Auf ihrer eigens für die Thematik kreierten Website „Intimacy professionals association“ teilt sie als führende internationale Organisation ihr Wissen mit Interessierten. Darunter ist eine Auflistung zu den wichtigsten Dienstleistungen eines Intimacy Coordinators zu finden:

  • Erleichterung des Dialogs zwischen den Schauspielern und dem Regisseur über ihr Wohlbefinden in Bezug auf den intimen Inhalt einer Szene
  • Emotionale Vorbereitung der Schauspieler auf intensive Intimitätsszenen, wie z.

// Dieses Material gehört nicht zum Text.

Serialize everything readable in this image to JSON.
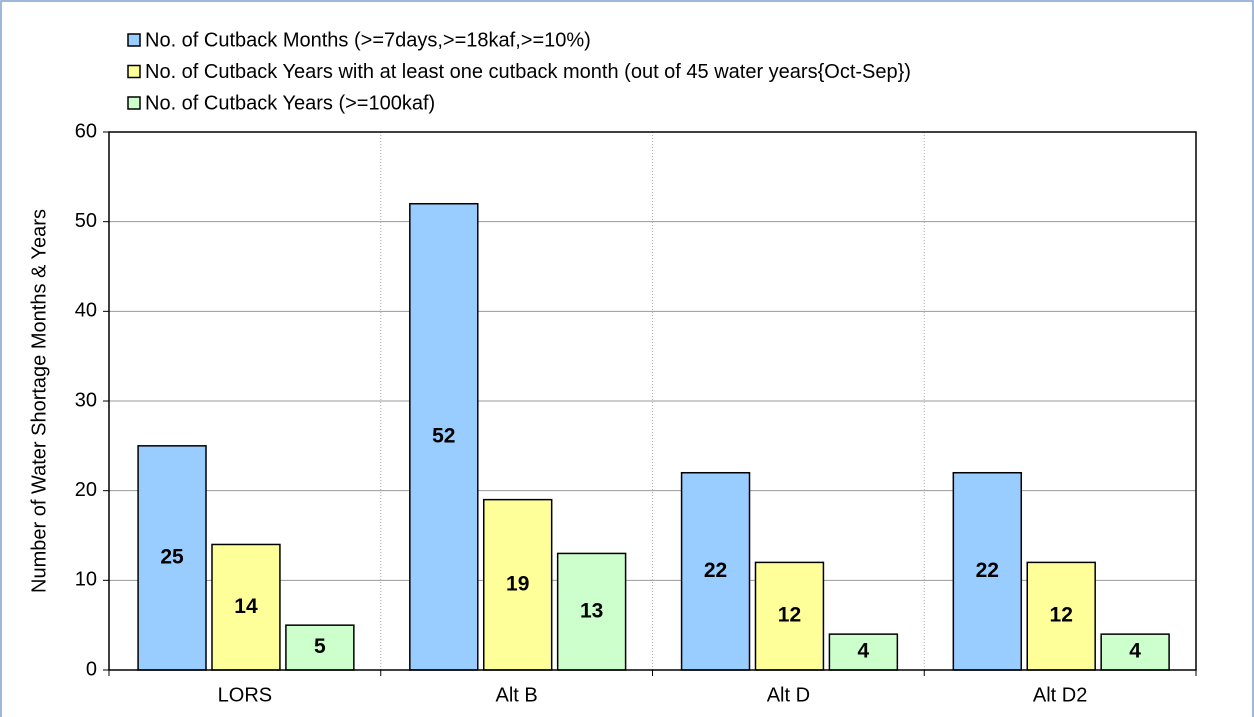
{
  "chart_data": {
    "type": "bar",
    "y_label": "Number of Water Shortage Months & Years",
    "categories": [
      "LORS",
      "Alt B",
      "Alt D",
      "Alt D2"
    ],
    "series": [
      {
        "name": "No. of Cutback Months (>=7days,>=18kaf,>=10%)",
        "color": "#99ccff",
        "values": [
          25,
          52,
          22,
          22
        ]
      },
      {
        "name": "No. of Cutback Years with at least one cutback month (out of 45 water years{Oct-Sep})",
        "color": "#ffff99",
        "values": [
          14,
          19,
          12,
          12
        ]
      },
      {
        "name": "No. of Cutback Years (>=100kaf)",
        "color": "#ccffcc",
        "values": [
          5,
          13,
          4,
          4
        ]
      }
    ],
    "ylim": [
      0,
      60
    ],
    "yticks": [
      0,
      10,
      20,
      30,
      40,
      50,
      60
    ],
    "grid": true,
    "legend": "top"
  }
}
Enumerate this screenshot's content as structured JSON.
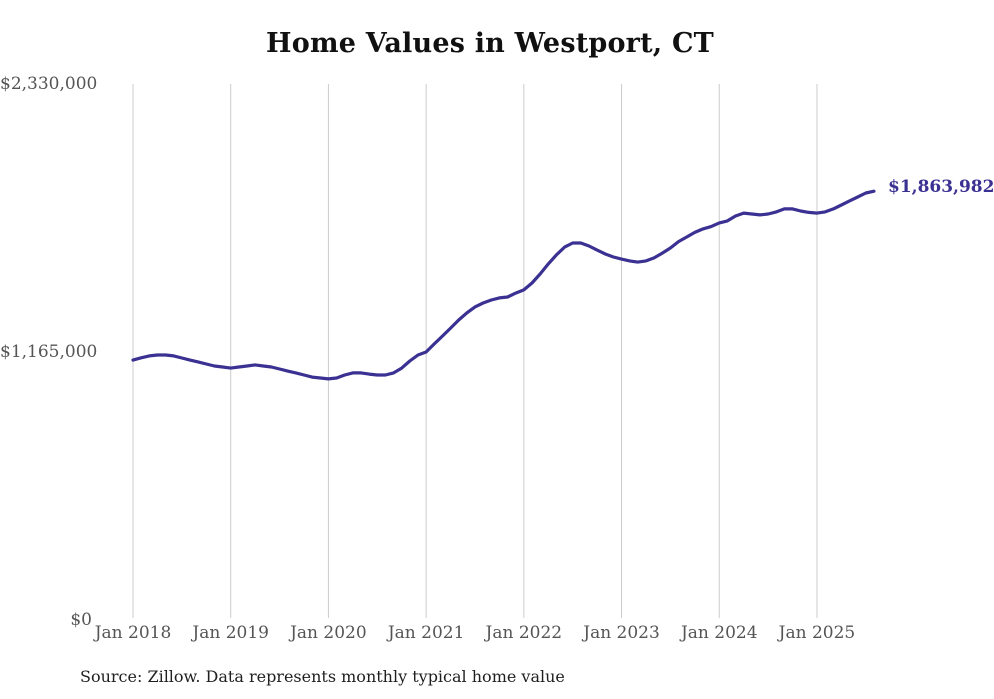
{
  "title": "Home Values in Westport, CT",
  "source_note": "Source: Zillow. Data represents monthly typical home value",
  "colors": {
    "line": "#3b3192",
    "grid": "#cccccc",
    "axis_text": "#555555",
    "title_text": "#111111",
    "source_text": "#1f1f1f",
    "background": "#ffffff"
  },
  "chart_data": {
    "type": "line",
    "title": "Home Values in Westport, CT",
    "xlabel": "",
    "ylabel": "",
    "ylim": [
      0,
      2330000
    ],
    "y_ticks": [
      2330000,
      1165000,
      0
    ],
    "y_tick_labels": [
      "$2,330,000",
      "$1,165,000",
      "$0"
    ],
    "x_tick_labels": [
      "Jan 2018",
      "Jan 2019",
      "Jan 2020",
      "Jan 2021",
      "Jan 2022",
      "Jan 2023",
      "Jan 2024",
      "Jan 2025"
    ],
    "x_start": "Jan 2018",
    "x_end": "Aug 2025",
    "frequency": "monthly",
    "grid": "vertical-only",
    "legend": "none",
    "end_label": "$1,863,982",
    "end_value": 1863982,
    "series": [
      {
        "name": "Typical home value",
        "values": [
          1130000,
          1140000,
          1148000,
          1152000,
          1152000,
          1148000,
          1139000,
          1130000,
          1122000,
          1113000,
          1104000,
          1100000,
          1095000,
          1100000,
          1104000,
          1109000,
          1104000,
          1100000,
          1091000,
          1082000,
          1074000,
          1065000,
          1056000,
          1052000,
          1048000,
          1052000,
          1065000,
          1074000,
          1074000,
          1069000,
          1065000,
          1065000,
          1074000,
          1095000,
          1126000,
          1152000,
          1165000,
          1200000,
          1234000,
          1269000,
          1304000,
          1335000,
          1361000,
          1378000,
          1391000,
          1400000,
          1404000,
          1421000,
          1435000,
          1465000,
          1504000,
          1548000,
          1587000,
          1621000,
          1639000,
          1639000,
          1626000,
          1608000,
          1591000,
          1578000,
          1569000,
          1561000,
          1556000,
          1561000,
          1574000,
          1595000,
          1617000,
          1645000,
          1665000,
          1685000,
          1700000,
          1710000,
          1726000,
          1735000,
          1756000,
          1769000,
          1765000,
          1761000,
          1765000,
          1774000,
          1787000,
          1787000,
          1778000,
          1772000,
          1769000,
          1774000,
          1787000,
          1804000,
          1822000,
          1839000,
          1856000,
          1863982
        ]
      }
    ]
  }
}
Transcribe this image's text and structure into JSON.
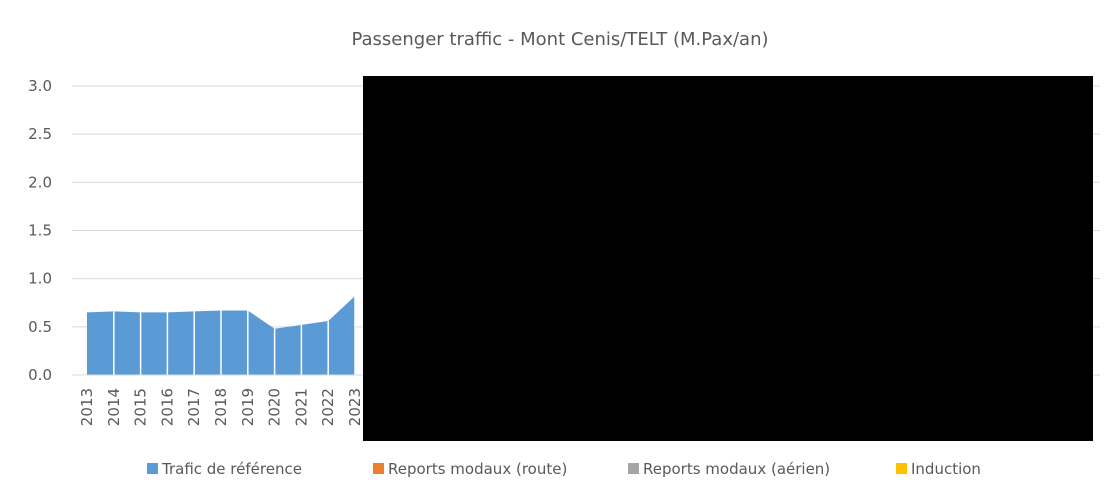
{
  "chart_data": {
    "type": "area",
    "title": "Passenger traffic - Mont Cenis/TELT (M.Pax/an)",
    "categories": [
      "2013",
      "2014",
      "2015",
      "2016",
      "2017",
      "2018",
      "2019",
      "2020",
      "2021",
      "2022",
      "2023"
    ],
    "series": [
      {
        "name": "Trafic de référence",
        "color": "#5b9bd5",
        "values": [
          0.65,
          0.66,
          0.65,
          0.65,
          0.66,
          0.67,
          0.67,
          0.48,
          0.52,
          0.56,
          0.82
        ]
      },
      {
        "name": "Reports modaux (route)",
        "color": "#ed7d31",
        "values": [
          0,
          0,
          0,
          0,
          0,
          0,
          0,
          0,
          0,
          0,
          0
        ]
      },
      {
        "name": "Reports modaux (aérien)",
        "color": "#a5a5a5",
        "values": [
          0,
          0,
          0,
          0,
          0,
          0,
          0,
          0,
          0,
          0,
          0
        ]
      },
      {
        "name": "Induction",
        "color": "#ffc000",
        "values": [
          0,
          0,
          0,
          0,
          0,
          0,
          0,
          0,
          0,
          0,
          0
        ]
      }
    ],
    "stacked": true,
    "ylim": [
      0,
      3
    ],
    "yticks": [
      {
        "value": 0,
        "label": "0.0"
      },
      {
        "value": 0.5,
        "label": "0.5"
      },
      {
        "value": 1,
        "label": "1.0"
      },
      {
        "value": 1.5,
        "label": "1.5"
      },
      {
        "value": 2,
        "label": "2.0"
      },
      {
        "value": 2.5,
        "label": "2.5"
      },
      {
        "value": 3,
        "label": "3.0"
      }
    ],
    "grid": true,
    "legend": "bottom"
  }
}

B. simulierte sexuelle Übergriffe, und Unterstützung während des gesamten Prozesses sowie emotionale Nachbetreuung, falls erforderlich
  • Sicherstellen, dass während des Drehs einer Szene die Grenzen der Schauspieler nicht überschritten werden und dass sie während des gesamten Drehs sowohl körperlich als auch emotional sicher bleiben
  • Bereitstellung einer sicheren Umgebung, in der die Schauspieler ihre Arbeit verrichten können
  • Sicherstellen, dass die Richtlinien für geschlossene Sets und SAG-Nacktheit eingehalten werden
  • Als Fürsprecher und Verbündeter für LGBTQIA+-Darsteller am Set fungieren
  • Choreografieren von simulierten Sexszenen, um die Glaubwürdigkeit zu erhöhen
  • Koordination mit Abteilungen wie Kostümen und Make-up, um sicherzustellen, dass die Schauspieler mit angemessener Nacktheitskleidung, Barrieren und Prothesen ausgestattet sind

Weitere statistische Informationen, als auch weiterführende Informationen zur Ausbildungsmöglichkeit in Deutschland, erteilt das „kmbk“ – Beratung und Netzwerk für Künstler*innen, Kreative, Kultur- und Medienschaffende aus München.

In Wirklichkeit ist gar nichts spontan oder sexy. Sexszenen sind harte Arbeit, physisch und psychisch.